The Lifetime Learning Credit is twenty percent of a maximum of ten thousand dollars of qualifying expenses. It cannot exceed the amount of tax due (i.e., it isn’t refundable), and unused credit is not allowed to carry forward. A taxpayer can’t claim both the Lifetime Learning Credit and American Opportunity Credit for a student during the same tax year. Obviously, if one can claim both of the credits, it is best to use the credit that leads to the greatest savings to the taxpayer. This tax credit phases out between USD 55,000 & USD 65,000 of Modified Adjusted Gross Income (MAGI) (between USD 110,000 & USD 130,000 if married filing jointly). The tax credit reaches zero after USD 65,000 of MAGI (USD 130,000 if married filing jointly).
Entering the Data for the Credit on Tax Returns
The supporting schedules for Form 8863 are in most tax preparation software. The supporting schedules help determine eligibility for the tax credit, the amount and type of the expenses, and the particular credit that is being claimed (LTC or AOC). These tax prep programs will usually help determine whether the credit or a deduction will provide the most benefit, and will calculate the total allowed amount.
If the taxpayer can claim the credit, the software will fill out Form 8863 for the return. Form 8863 is required to be attached. Supporting schedules are not required to get attached to the tax return, but it is recommended that they are. The allowable Lifetime Learning Credit will be shown on Form 8863 based on data on supporting schedules and MAGI. This allowable amount goes on Line 68 of Form 1040 (Line 44 on Form 1040A).

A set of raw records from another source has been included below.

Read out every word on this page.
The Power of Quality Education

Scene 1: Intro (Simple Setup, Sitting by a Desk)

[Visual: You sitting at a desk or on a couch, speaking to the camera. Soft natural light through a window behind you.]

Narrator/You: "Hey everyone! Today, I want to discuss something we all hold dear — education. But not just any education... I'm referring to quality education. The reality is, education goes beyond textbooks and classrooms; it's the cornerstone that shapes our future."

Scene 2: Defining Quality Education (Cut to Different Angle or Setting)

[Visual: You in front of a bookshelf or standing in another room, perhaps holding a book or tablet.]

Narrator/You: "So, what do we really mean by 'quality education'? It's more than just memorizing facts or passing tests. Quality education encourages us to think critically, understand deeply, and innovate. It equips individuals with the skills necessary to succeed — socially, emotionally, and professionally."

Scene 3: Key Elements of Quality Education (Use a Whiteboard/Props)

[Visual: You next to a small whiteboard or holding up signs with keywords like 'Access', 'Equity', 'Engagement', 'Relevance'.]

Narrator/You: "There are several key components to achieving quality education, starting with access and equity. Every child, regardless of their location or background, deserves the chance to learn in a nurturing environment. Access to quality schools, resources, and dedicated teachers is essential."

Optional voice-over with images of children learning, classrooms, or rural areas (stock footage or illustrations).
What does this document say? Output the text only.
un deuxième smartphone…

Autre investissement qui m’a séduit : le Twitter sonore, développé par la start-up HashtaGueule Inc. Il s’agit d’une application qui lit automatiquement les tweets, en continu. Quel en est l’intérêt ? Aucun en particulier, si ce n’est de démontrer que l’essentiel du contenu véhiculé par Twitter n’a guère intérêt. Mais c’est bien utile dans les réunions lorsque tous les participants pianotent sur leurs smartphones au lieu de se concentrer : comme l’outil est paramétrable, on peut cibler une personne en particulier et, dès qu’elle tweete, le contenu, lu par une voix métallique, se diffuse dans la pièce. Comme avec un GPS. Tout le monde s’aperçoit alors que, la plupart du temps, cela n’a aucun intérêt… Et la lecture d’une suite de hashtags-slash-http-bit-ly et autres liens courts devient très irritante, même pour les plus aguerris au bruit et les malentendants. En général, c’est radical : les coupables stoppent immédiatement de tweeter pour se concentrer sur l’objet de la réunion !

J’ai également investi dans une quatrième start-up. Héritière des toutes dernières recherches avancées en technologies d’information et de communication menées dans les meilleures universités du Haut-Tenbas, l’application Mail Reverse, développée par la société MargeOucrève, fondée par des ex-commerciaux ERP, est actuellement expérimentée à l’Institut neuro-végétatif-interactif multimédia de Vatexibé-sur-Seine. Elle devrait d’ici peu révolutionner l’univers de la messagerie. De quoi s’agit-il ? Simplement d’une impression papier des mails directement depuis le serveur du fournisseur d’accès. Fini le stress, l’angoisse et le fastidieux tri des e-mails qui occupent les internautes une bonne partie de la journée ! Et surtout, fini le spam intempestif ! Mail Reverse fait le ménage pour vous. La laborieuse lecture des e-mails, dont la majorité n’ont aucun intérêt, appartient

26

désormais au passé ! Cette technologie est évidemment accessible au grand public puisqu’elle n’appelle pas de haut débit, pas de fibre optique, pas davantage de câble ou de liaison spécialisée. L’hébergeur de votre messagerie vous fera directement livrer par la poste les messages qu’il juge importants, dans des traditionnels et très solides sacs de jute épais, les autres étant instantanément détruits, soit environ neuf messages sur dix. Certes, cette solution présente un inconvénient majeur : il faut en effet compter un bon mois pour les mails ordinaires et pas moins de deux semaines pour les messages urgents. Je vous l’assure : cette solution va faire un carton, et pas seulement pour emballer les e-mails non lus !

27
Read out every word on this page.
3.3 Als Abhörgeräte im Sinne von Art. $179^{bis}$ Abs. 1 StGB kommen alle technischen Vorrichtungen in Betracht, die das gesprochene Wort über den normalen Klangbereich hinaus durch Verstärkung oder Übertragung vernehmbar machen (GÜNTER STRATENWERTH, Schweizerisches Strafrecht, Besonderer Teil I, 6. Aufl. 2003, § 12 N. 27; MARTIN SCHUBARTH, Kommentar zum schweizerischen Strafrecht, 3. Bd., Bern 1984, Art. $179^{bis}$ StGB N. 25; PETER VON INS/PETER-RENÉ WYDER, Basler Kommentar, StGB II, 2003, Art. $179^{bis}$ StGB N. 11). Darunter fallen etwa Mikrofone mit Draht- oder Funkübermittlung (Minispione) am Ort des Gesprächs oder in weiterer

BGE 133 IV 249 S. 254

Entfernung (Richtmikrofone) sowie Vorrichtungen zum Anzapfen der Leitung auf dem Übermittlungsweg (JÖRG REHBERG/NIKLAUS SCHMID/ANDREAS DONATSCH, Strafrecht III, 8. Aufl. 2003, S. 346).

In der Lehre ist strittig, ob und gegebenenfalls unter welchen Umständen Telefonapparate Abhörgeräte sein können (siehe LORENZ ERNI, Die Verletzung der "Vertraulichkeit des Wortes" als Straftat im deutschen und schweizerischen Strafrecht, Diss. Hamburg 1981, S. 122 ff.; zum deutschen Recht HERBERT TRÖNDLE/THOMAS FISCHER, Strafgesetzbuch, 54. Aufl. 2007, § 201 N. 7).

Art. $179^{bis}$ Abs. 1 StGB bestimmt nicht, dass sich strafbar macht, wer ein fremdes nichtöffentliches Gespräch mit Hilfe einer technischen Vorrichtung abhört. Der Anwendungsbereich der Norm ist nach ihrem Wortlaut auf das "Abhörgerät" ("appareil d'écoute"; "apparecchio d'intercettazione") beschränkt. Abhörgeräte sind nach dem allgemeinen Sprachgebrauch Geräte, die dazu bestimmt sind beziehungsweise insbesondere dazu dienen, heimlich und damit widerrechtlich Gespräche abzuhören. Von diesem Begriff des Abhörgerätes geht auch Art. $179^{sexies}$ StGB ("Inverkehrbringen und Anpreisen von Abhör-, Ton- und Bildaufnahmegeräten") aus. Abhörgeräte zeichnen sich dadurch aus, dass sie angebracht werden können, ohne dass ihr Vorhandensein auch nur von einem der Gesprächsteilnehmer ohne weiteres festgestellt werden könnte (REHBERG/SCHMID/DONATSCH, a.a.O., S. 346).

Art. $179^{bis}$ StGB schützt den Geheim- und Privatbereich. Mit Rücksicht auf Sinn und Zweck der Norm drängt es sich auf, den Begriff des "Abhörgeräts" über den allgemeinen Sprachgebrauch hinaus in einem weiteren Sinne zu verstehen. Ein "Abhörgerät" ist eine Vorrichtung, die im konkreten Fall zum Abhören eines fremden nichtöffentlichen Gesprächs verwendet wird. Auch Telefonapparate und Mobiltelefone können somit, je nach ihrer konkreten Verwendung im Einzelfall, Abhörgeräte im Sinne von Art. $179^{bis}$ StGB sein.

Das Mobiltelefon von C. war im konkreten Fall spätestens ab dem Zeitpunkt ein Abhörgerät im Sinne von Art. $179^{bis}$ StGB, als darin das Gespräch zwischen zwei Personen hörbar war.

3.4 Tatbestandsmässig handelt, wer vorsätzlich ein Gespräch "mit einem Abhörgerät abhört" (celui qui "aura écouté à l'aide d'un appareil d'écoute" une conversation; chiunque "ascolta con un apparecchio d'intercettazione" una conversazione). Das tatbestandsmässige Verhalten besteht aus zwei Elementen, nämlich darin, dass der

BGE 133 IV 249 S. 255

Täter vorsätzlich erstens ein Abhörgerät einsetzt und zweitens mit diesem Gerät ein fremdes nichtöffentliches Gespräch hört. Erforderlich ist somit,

Recapture of the Lifetime Learning Credit
If a refund is received for tax free education assistance in the year after the tax return is filed claiming the credit, the excess credit amount must be paid back (recaptured). This is done by showing the amount of excess credit on the return for the tax year the refund was received. The amount of the excess gets computed by recalculating the credit using the amount of the expenses after the refund, and subtracting that amount from the amount claimed originally.
Tips for Fellowships, Scholarships, and Pell Grants
Fellowships, scholarships, and Pell Grants reduce the amount of allowable expenses for education, but it is possible to avoid the situation using careful planning. According to the Form 8863 instructions from the IRS, scholarships, fellowships, and grants are not considered tax free if the student chooses to include that amount in their income, or if these amounts were applied to costs (such as room & board) that are not considered qualified expenses.

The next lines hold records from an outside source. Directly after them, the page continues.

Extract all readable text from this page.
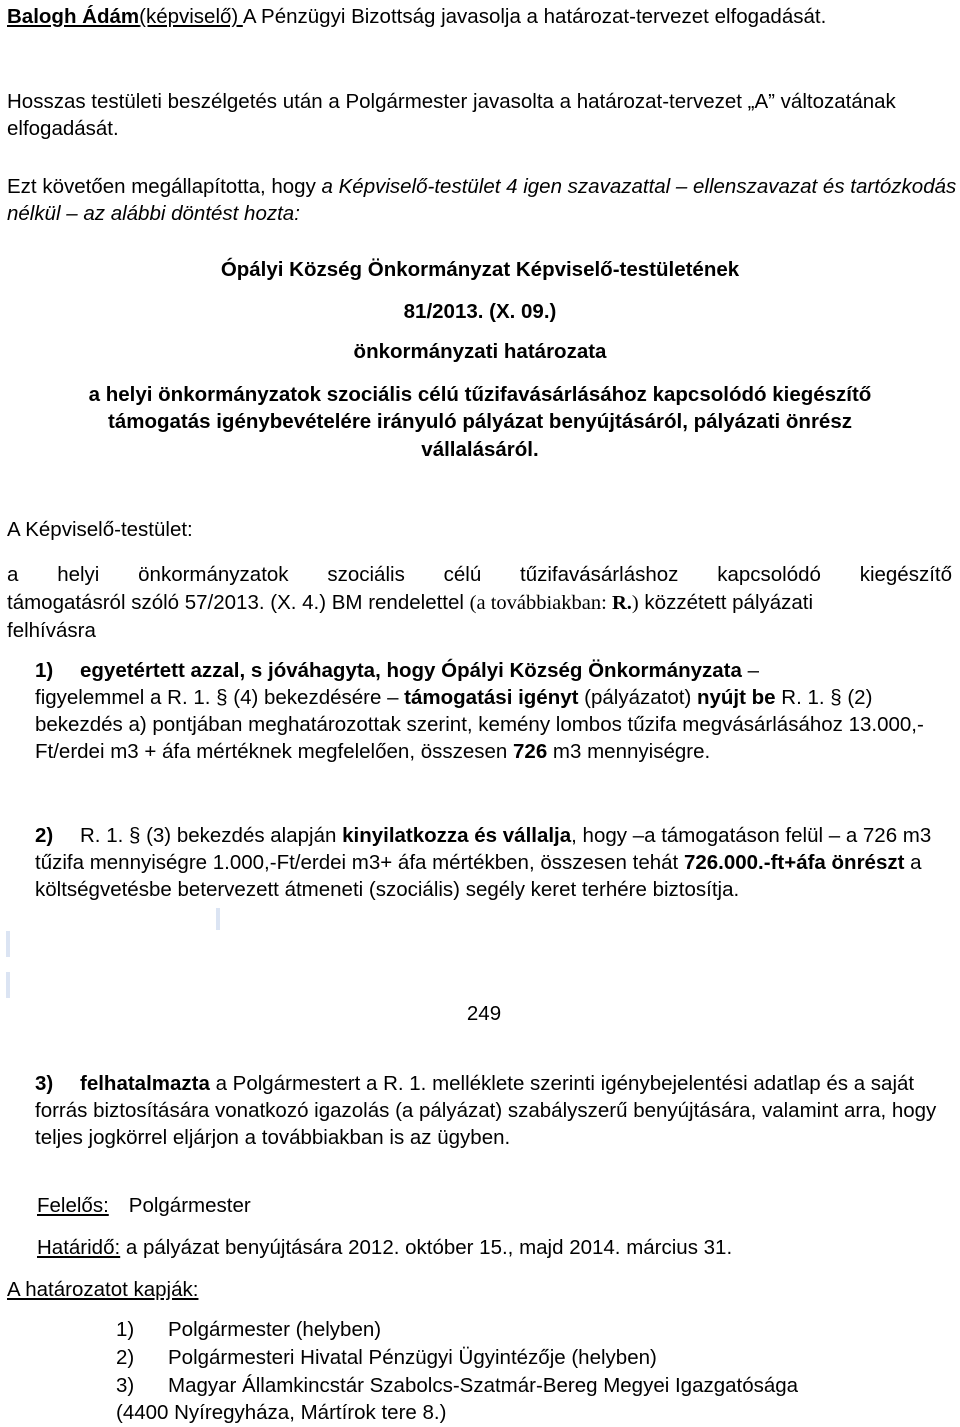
Balogh Ádám(képviselő) A Pénzügyi Bizottság javasolja a határozat-tervezet elfogadását.

Hosszas testületi beszélgetés után a Polgármester javasolta a határozat-tervezet „A” változatának elfogadását.

Ezt követően megállapította, hogy a Képviselő-testület 4 igen szavazattal – ellenszavazat és tartózkodás nélkül – az alábbi döntést hozta:

Ópályi Község Önkormányzat Képviselő-testületének
81/2013. (X. 09.)
önkormányzati határozata
a helyi önkormányzatok szociális célú tűzifavásárlásához kapcsolódó kiegészítő
támogatás igénybevételére irányuló pályázat benyújtásáról, pályázati önrész
vállalásáról.
A Képviselő-testület:
a helyi önkormányzatok szociális célú tűzifavásárláshoz kapcsolódó kiegészítő
támogatásról szóló 57/2013. (X. 4.) BM rendelettel (a továbbiakban: R.) közzétett pályázati
felhívásra
1) egyetértett azzal, s jóváhagyta, hogy Ópályi Község Önkormányzata –
figyelemmel a R. 1. § (4) bekezdésére – támogatási igényt (pályázatot) nyújt be R. 1. § (2) bekezdés a) pontjában meghatározottak szerint, kemény lombos tűzifa megvásárlásához 13.000,- Ft/erdei m3 + áfa mértéknek megfelelően, összesen 726 m3 mennyiségre.
2) R. 1. § (3) bekezdés alapján kinyilatkozza és vállalja, hogy –a támogatáson felül – a 726 m3 tűzifa mennyiségre 1.000,-Ft/erdei m3+ áfa mértékben, összesen tehát 726.000.-ft+áfa önrészt a költségvetésbe betervezett átmeneti (szociális) segély keret terhére biztosítja.
249
3) felhatalmazta a Polgármestert a R. 1. melléklete szerinti igénybejelentési adatlap és a saját forrás biztosítására vonatkozó igazolás (a pályázat) szabályszerű benyújtására, valamint arra, hogy teljes jogkörrel eljárjon a továbbiakban is az ügyben.
Felelős: Polgármester
Határidő: a pályázat benyújtására 2012. október 15., majd 2014. március 31.
A határozatot kapják:
1) Polgármester (helyben)
2) Polgármesteri Hivatal Pénzügyi Ügyintézője (helyben)
3) Magyar Államkincstár Szabolcs-Szatmár-Bereg Megyei Igazgatósága
(4400 Nyíregyháza, Mártírok tere 8.)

If educational assistance is included in income, the credit for education might be increased. The grant or scholarship must be tax free, along with being allowed to be used to pay expenses besides fees and tuition (even if it is applied to fees and tuition by the school). If they elect to do this, the student is required to include the amount paid for other expenses in their income. This increases the credit by applying expenses not actually paid by assistance programs to be considered qualifying educational expenses.
Withdrawals from Coverdell ESAs and Section 529 accounts, just like scholarships and Pell grants, can be used for education expenses however the student or taxpayer desires. Credits can be taken in the same year the distributions are taken, but both can’t be used for a student during the same tax year.
As long as it wasn’t for room & board, refunds received in the year the expenses got paid reduce the amount of eligible expenses. Room & board refunds have no effect because they are not considered qualifying expenses to begin with. The same applies for refunds received during the following year, but prior to filing of the return. If a student gets a refund in the tax year following the year the return gets filed, the appropriate amount must be repaid.